I stopped using travelers checks almost 15 years ago and instead rely on my ATM card for getting cash and my credit card for large purchases, but the foreign transaction fees that banks and credit card companies charge can quickly add up — especially on a long trip.
Travel Tip: Before you leave, check with your bank and credit card companies to find out what they’ll charge you for using your cards abroad. Banks once hid this fee to the dismay of travelers reviewing their statements once they returned home. Starting in 2009, they’re now required to disclose this fee separate and apart from the other fees they charge.
Credit card companies most often charge a percent of the transaction amount (usually 3%) while banks charge either a percent or a flat fee (often whichever is higher) for foreign ATM withdrawals. Knowing which type of fee (percent vs. flat) can help you manage the cost of accessing cash. For example, if your bank charges a flat foreign ATM withdrawal fee of $5, larger, less frequent withdrawals will make more sense.
If you travel frequently or for long periods of time, consider getting a credit card that doesn’t charge a transaction fee on foreign purchases. For example, Capital One has a policy of not charging a foreign transaction fee on any of it’s credit cards and in November the British Airways Visa Signature became the first airline rewards card to waive fees on international purchases.

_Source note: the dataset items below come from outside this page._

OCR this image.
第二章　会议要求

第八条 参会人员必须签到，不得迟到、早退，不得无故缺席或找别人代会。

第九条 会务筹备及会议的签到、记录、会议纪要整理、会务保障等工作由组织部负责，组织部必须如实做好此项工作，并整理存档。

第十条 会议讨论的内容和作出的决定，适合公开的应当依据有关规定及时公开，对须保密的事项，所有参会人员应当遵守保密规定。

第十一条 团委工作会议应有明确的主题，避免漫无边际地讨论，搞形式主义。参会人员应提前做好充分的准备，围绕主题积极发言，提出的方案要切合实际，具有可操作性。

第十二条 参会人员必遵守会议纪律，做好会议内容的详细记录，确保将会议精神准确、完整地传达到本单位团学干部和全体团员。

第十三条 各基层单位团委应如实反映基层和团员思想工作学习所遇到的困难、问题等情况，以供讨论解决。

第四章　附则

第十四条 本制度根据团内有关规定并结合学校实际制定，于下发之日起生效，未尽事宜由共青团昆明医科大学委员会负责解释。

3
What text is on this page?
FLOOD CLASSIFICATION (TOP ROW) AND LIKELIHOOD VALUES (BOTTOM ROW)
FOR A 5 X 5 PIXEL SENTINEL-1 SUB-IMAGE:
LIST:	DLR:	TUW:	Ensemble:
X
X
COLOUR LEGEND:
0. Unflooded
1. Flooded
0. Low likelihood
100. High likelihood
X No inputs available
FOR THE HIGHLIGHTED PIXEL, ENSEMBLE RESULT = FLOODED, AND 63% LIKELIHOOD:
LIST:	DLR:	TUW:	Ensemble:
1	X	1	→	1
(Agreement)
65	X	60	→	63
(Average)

You may also want to consider opening a second checking account with a bank or credit union that charges a more favorable foreign ATM withdrawal fee. For example, I used to bank with Washington Mutual (which was “bought” by Chase during the bank solvency crisis a few years ago), which charges 3% on ATM withdrawals. The credit union I switched to only charges 1% and when I asked them if they were able to adjust or waive this, the explained that this was a fee charged to them by MasterCard.